Gli anni trascorsi con quei ragazzi rimangono i più belli della mia vita.
Riuscii a trasmettergli tutta la mia esperienza.
Ho fatto questa testimonianza per ribadire che l’Istruzione professionale prima del progetto 92funzionava,bastava aggiornare i programmi in base alle nuove tecnologie.
Sono passati quasi vent’ anni e mi sveglio sempre con la solita domanda:
<>
Perché queste riforme vogliono distruggere gli istituti tecnici e professionale?
Queste persone si rendono conto che questi istituti sono il supporto del lavoro e dell’economia del nostro paese?
Perché l’istruzione professionale deve passare alle regioni?
Forse deve essere gestita dalla politica, come negli anni 70 che assumevano gli insegnanti senza le graduatorie.
Oppure la scuola pubblica si vergogna dell’istruzione professionale facendola diventare dei licei.
C’è troppa discriminazione, tra il lavoro intellettuale,e il lavoro manuale.

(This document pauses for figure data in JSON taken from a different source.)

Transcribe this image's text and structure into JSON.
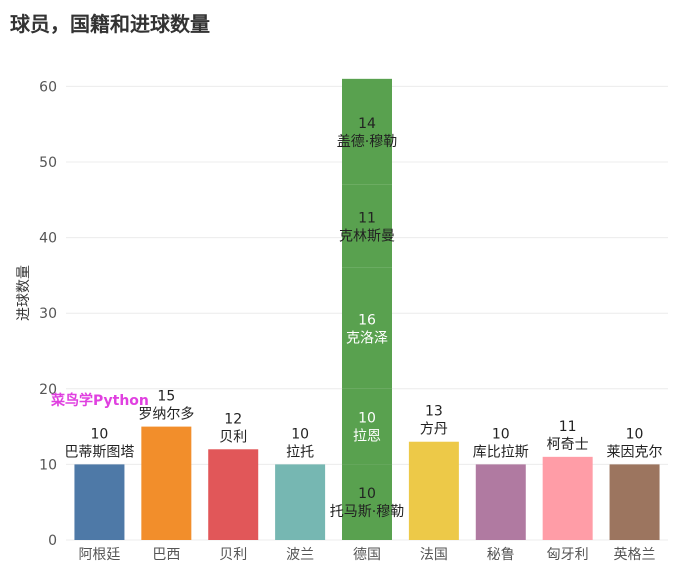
{
  "chart_data": {
    "type": "bar",
    "title": "球员，国籍和进球数量",
    "xlabel": "",
    "ylabel": "进球数量",
    "ylim": [
      0,
      65
    ],
    "yticks": [
      0,
      10,
      20,
      30,
      40,
      50,
      60
    ],
    "categories": [
      "阿根廷",
      "巴西",
      "贝利",
      "波兰",
      "德国",
      "法国",
      "秘鲁",
      "匈牙利",
      "英格兰"
    ],
    "colors": [
      "#4e79a7",
      "#f28e2b",
      "#e15759",
      "#76b7b2",
      "#59a14f",
      "#edc948",
      "#b07aa1",
      "#ff9da7",
      "#9c755f"
    ],
    "segments": [
      {
        "category": "阿根廷",
        "player": "巴蒂斯图塔",
        "value": 10
      },
      {
        "category": "巴西",
        "player": "罗纳尔多",
        "value": 15
      },
      {
        "category": "贝利",
        "player": "贝利",
        "value": 12
      },
      {
        "category": "波兰",
        "player": "拉托",
        "value": 10
      },
      {
        "category": "德国",
        "player": "托马斯·穆勒",
        "value": 10
      },
      {
        "category": "德国",
        "player": "拉恩",
        "value": 10
      },
      {
        "category": "德国",
        "player": "克洛泽",
        "value": 16
      },
      {
        "category": "德国",
        "player": "克林斯曼",
        "value": 11
      },
      {
        "category": "德国",
        "player": "盖德·穆勒",
        "value": 14
      },
      {
        "category": "法国",
        "player": "方丹",
        "value": 13
      },
      {
        "category": "秘鲁",
        "player": "库比拉斯",
        "value": 10
      },
      {
        "category": "匈牙利",
        "player": "柯奇士",
        "value": 11
      },
      {
        "category": "英格兰",
        "player": "莱因克尔",
        "value": 10
      }
    ],
    "grid": true,
    "legend": "none"
  },
  "watermark": "菜鸟学Python"
}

Nei nuovi programmi per capire il profilo professionale,di un indirizzo, è un mistero.
Si parla di esercitazione virtuali,queste persone prima di fare i programmi, hanno visto qualche film di fantascienza.
Non parliamo delle classi di concorso,hanno fatto un miscuglio generale.
Questa riforma serve solo a distruggere l’ istruzione professionale, e a buttare fuori gli insegnanti aumentando l’esercito dei disoccupati.
Primo passo verso la scuola privata.